Who is Paige Thompson?
Thompson, 33, lives in the Seattle area and works as a tech company software engineer. She currently lists herself as the CEO of hosting company Netcrave Communications. Bloomberg News reports that Thompson also previously worked as an employee of Amazon Web Services, though she left the company in 2016. While the DOJ complaint says she hacked into servers hosted by an unnamed cloud computing services company to access users’ personal data, an Amazon spokesperson denied to CNBC that AWS was affected in any way and that “the perpetrator gained access through a misconfiguration of the web application and not the underlying cloud-based infrastructure.”
Thompson had an extensive digital footprint, frequently sharing information about her cat Millie and her mental health issues on Twitter and running a Meetup group for hackers and programmers in the Seattle area. She also ran a Slack channel for this Meetup group, sharing files with other users under the username erratic, according to the New York Times.
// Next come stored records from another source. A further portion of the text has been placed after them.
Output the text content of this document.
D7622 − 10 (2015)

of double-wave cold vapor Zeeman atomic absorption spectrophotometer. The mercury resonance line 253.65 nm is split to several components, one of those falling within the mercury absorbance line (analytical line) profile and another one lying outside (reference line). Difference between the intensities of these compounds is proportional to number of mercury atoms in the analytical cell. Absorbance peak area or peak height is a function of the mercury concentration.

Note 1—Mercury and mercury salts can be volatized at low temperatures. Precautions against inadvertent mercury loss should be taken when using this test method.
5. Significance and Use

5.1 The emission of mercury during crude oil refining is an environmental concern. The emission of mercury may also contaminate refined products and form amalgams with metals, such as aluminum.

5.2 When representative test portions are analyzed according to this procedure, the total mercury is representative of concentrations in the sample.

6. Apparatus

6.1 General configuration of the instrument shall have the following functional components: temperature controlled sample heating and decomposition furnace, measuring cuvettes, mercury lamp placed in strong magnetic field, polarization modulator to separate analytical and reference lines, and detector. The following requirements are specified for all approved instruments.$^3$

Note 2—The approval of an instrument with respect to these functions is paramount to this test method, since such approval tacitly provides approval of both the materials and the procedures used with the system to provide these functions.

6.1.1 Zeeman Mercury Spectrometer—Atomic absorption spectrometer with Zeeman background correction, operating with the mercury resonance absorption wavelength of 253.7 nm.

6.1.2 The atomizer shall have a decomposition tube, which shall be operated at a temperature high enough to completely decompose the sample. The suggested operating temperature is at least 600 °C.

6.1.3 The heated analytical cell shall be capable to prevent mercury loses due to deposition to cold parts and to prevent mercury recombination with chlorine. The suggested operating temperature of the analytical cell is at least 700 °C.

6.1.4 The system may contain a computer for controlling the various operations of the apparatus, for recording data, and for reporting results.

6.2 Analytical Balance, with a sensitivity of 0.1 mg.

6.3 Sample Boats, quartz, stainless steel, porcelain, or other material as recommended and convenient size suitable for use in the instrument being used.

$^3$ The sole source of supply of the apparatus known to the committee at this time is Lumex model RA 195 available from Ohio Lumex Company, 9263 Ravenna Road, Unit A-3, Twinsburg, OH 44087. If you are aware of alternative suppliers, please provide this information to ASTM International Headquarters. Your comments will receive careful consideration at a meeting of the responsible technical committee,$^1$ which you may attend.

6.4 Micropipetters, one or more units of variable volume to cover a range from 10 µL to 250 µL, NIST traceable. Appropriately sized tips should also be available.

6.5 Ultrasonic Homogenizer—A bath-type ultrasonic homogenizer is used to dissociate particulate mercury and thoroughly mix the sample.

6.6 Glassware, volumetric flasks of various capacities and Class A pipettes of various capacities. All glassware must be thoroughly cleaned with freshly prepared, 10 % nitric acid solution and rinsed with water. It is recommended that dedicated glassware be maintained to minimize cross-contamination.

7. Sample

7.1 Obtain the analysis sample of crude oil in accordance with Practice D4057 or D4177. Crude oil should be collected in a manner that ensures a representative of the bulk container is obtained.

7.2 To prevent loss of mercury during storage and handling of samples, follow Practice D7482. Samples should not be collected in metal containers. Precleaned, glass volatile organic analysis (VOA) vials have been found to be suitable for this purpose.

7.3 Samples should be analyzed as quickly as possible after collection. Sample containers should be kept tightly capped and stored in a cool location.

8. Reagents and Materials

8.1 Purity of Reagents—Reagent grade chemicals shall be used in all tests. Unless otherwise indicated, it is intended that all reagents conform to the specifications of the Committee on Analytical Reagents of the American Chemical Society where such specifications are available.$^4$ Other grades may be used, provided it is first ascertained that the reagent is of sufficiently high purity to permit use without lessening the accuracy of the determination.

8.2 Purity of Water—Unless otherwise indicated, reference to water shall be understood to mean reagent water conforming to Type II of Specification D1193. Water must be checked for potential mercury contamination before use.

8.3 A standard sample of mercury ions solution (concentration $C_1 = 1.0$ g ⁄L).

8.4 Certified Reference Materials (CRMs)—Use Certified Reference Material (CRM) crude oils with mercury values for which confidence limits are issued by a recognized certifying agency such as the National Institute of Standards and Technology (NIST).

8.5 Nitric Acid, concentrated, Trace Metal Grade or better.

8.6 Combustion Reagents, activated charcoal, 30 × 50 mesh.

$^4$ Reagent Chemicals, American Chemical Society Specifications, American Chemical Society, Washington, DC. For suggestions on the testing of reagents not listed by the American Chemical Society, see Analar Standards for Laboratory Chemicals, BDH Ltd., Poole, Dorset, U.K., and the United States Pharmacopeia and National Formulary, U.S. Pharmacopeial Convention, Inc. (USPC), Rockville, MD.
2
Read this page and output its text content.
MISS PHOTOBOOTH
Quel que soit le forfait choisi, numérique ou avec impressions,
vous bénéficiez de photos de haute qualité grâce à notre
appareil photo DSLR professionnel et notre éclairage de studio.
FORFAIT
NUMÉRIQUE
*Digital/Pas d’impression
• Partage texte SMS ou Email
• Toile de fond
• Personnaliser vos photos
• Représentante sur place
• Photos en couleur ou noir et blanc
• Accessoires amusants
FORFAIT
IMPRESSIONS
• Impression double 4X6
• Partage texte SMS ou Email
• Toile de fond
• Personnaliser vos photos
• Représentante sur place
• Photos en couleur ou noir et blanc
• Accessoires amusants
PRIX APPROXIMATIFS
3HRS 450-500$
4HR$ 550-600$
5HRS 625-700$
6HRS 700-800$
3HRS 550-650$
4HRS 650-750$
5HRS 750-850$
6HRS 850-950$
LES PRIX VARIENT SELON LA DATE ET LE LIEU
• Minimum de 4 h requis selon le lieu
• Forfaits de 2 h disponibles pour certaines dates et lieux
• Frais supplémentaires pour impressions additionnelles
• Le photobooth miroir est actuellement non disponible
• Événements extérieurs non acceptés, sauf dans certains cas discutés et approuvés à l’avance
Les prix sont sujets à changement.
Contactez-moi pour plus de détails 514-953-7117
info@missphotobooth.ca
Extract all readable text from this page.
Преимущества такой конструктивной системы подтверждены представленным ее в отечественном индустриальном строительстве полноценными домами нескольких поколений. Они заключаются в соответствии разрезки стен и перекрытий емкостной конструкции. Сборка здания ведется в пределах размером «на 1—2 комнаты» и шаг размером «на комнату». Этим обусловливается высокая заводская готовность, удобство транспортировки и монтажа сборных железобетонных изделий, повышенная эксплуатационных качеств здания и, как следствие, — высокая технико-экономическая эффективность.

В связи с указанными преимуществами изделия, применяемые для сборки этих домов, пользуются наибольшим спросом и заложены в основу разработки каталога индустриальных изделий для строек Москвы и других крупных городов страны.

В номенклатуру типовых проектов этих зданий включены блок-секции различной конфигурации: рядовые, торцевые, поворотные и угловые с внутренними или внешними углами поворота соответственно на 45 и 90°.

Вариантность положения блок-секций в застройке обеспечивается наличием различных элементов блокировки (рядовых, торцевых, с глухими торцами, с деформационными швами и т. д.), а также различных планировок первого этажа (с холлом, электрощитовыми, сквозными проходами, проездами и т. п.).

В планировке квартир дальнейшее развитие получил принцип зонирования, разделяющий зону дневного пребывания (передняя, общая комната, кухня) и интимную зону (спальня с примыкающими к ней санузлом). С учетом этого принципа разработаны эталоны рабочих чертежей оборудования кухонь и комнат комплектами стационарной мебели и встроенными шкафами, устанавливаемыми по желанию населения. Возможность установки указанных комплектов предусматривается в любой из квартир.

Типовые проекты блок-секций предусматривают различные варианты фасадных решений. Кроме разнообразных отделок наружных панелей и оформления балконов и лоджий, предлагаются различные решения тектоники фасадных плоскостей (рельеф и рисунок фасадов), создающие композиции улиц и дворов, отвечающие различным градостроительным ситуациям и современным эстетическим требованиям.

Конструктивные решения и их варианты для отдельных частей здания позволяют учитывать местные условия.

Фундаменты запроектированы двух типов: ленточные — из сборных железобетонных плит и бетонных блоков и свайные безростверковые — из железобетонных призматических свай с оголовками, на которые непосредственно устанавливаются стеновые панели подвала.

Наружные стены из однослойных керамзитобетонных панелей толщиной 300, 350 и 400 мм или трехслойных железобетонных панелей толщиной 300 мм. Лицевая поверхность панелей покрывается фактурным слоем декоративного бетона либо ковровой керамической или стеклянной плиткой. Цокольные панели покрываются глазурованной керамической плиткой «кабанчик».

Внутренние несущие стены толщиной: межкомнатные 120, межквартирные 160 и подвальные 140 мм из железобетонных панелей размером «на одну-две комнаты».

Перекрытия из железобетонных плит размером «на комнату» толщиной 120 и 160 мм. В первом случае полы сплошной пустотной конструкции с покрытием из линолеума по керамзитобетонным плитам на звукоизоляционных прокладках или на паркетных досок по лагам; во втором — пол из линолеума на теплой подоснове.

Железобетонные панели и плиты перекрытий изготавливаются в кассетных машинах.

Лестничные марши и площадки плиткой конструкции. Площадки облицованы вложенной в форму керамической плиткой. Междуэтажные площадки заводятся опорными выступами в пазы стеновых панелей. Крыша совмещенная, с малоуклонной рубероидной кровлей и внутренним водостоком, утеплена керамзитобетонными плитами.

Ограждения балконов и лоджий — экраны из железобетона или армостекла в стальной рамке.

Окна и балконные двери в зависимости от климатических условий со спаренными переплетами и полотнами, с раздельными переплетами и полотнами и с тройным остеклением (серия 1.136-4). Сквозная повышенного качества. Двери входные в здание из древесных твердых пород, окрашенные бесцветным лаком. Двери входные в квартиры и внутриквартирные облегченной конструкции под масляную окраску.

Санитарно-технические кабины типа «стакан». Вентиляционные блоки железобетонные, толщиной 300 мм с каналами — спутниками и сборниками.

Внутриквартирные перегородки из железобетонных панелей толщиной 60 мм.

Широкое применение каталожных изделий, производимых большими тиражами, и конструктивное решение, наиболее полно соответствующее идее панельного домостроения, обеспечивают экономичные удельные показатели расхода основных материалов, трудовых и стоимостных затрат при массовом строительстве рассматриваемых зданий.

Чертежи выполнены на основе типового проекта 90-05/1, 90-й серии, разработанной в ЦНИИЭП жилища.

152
She also used the handle for her Meetup group and her Twitter, which is ultimately in part how the FBI was able to identify her as the alleged source of the breach.
How did the FBI link Thompson to the data breach?
The investigation into the data breach began on July 17th, when Capitol One received an anonymous tip via email that clients’ personal data — which had largely been culled from credit card applications — had been posted on the file-sharing website Github. The FBI ultimately tracked down Thompson’s Meetup group and accessed communications from the Slack group, in which a user going by the handle “erratic” appeared to post files from the Capitol One data breach. “I wanna get it off my service that why Im archiving all of it lol,” the user said on Slack. Investigators were able to identify Thompson as “erratic” by comparing her tweets to her messages on Slack, many of which also made reference to her cat’s health issues.
In the DOJ complaint, the FBI also makes reference to screenshots of Thompson’s messages to an anonymous source, in which, the FBI argues, she alludes to her intention to make public the data from the Capitol One breach. “I’ve basically strapped myself with a bomb vest, fucking dropping capital ones box and admitting it,” the message reads, adding, “I wanna distribute those buckets I think first. There [sic] ssns…along with full name and dob.”
Capitol One has said in a statement that the hack was the result of a misconfigured firewall, and that it “immediately” resolved the issue when it discovered the breach. On Tuesday, however, a Stamford, Conn. man claiming to have been affected by the breach filed suit against the company. The man filed in federal court in Washington, D.C., and he’s seeking class-action status.
On Monday night, the FBI executed a search warrant on Thompson’s home, recovering a number of digital devices, some of which confirmed that she was behind the “erratic” username. If convicted, Thompson faces up to five years in prison and a $250,000 fine. She is next scheduled to appear in court on Thursday.